The better question, the one I think the industry is finally ready to ask, is not whether to keep humans in the loop. It is where in the loop humans actually belong.
In a well-designed human-AI system, humans are not the backstop at every checkpoint. They are the strategic intervention point at the moments of genuine exception, genuine ambiguity, genuine consequence. Everything that can be trusted to flow should flow. The human’s judgment which is finite, fatigable, and precious should be reserved for the decisions that actually require it.
This is not a technology argument. It is an organizational design argument rooted in respect for the humans inside the system. And it requires someone with enough standing in the organization to ask the uncomfortable question: what are we actually protecting against here, and is this checkpoint protecting against it or is it just protecting us from the audit?
In Dublin, I heard that question starting to surface across multiple sessions. Not in those exact words. But in the frustration with we’ve squeezed all the value out of the digital validation tool, so what’s next. In the acknowledgment that human error is itself a risk the current model doesn’t account for, in the recognition that slowing down digital transformation in the name of human oversight is sometimes just slowing down digital transformation.
Flip the loop. Design for exception, not for permission. And design for the humans who have to live inside the system you build.
Flip the Loop is one part of a larger answer to how regulated industries build responsible AI. Not “AI with a human watching.” AI designed around human judgment, where it lives, what it costs, and how you make it scale. The goal is not oversight for its own sake. It is a system architecture that treats human expertise as the strategic asset it actually is deployed precisely, preserved deliberately, and never wasted on decisions that don’t require it.
Dublin gave me that. Repeatedly.
The practitioners in that room were not post-transformation. They were mid-transformation, dealing with the organizational friction, resource constraints, generational divides, and competing incentives that characterize every serious change program in a regulated environment.
What I heard moved through three themes and all three matter.
What is working today. The implementations that have landed, the organizational patterns that hold, the places where the investment is paying off. Real teams managing multi-site rollouts across complex legacy environments, building change management programs that outlast leadership transitions, creating quality cultures that treat validation as a living practice rather than a documentation event.

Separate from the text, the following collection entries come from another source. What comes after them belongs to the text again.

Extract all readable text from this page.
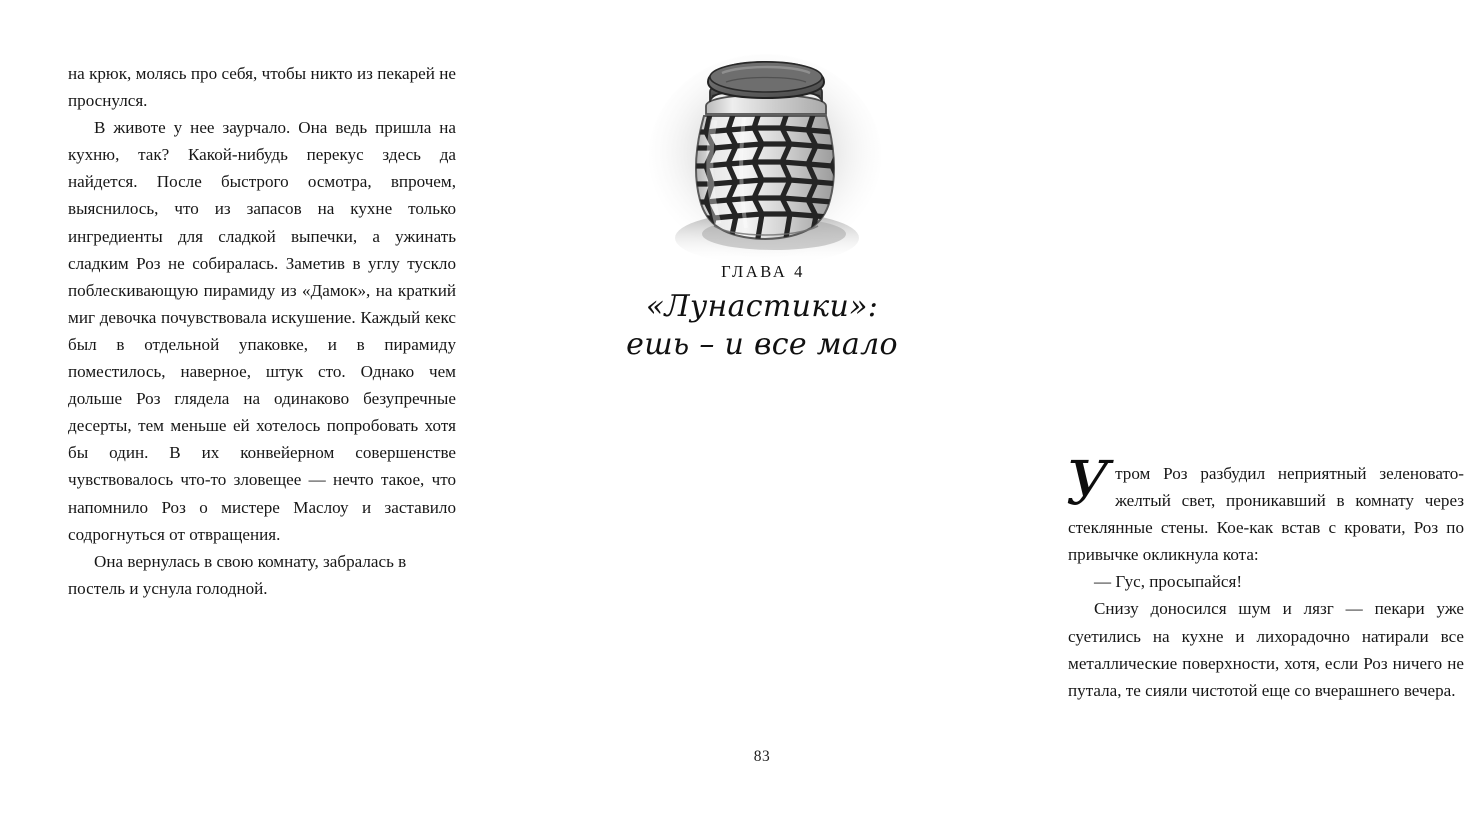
на крюк, молясь про себя, чтобы никто из пекарей не проснулся.

В животе у нее заурчало. Она ведь пришла на кухню, так? Какой-нибудь перекус здесь да найдется. После быстрого осмотра, впрочем, выяснилось, что из запасов на кухне только ингредиенты для сладкой выпечки, а ужинать сладким Роз не собиралась. Заметив в углу тускло поблескивающую пирамиду из «Дамок», на краткий миг девочка почувствовала искушение. Каждый кекс был в отдельной упаковке, и в пирамиду поместилось, наверное, штук сто. Однако чем дольше Роз глядела на одинаково безупречные десерты, тем меньше ей хотелось попробовать хотя бы один. В их конвейерном совершенстве чувствовалось что-то зловещее — нечто такое, что напомнило Роз о мистере Маслоу и заставило содрогнуться от отвращения.

Она вернулась в свою комнату, забралась в постель и уснула голодной.

ГЛАВА 4
«Лунастики»:
ешь – и все мало

Утром Роз разбудил неприятный зеленовато-желтый свет, проникавший в комнату через стеклянные стены. Кое-как встав с кровати, Роз по привычке окликнула кота:

— Гус, просыпайся!

Снизу доносился шум и лязг — пекари уже суетились на кухне и лихорадочно натирали все металлические поверхности, хотя, если Роз ничего не путала, те сияли чистотой еще со вчерашнего вечера.

83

What isn’t working yet. The friction between quality and IT. The incentive structures that reward speed over defensibility. The gap between what the methodology says and what the organization will actually adopt. Nobody pretended these problems are solved. That honesty is what makes the community valuable.
What is still frustrating about tomorrow. The questions about AI accountability. What continuous assurance actually looks like in practice. How you build organizational trust in a system designed to learn and change. Practitioners are starting to encounter these in live environments right now, without adequate frameworks. Flip the Loop is my contribution to the conversation because the industry doesn’t need more AI enthusiasm. It needs decision architecture.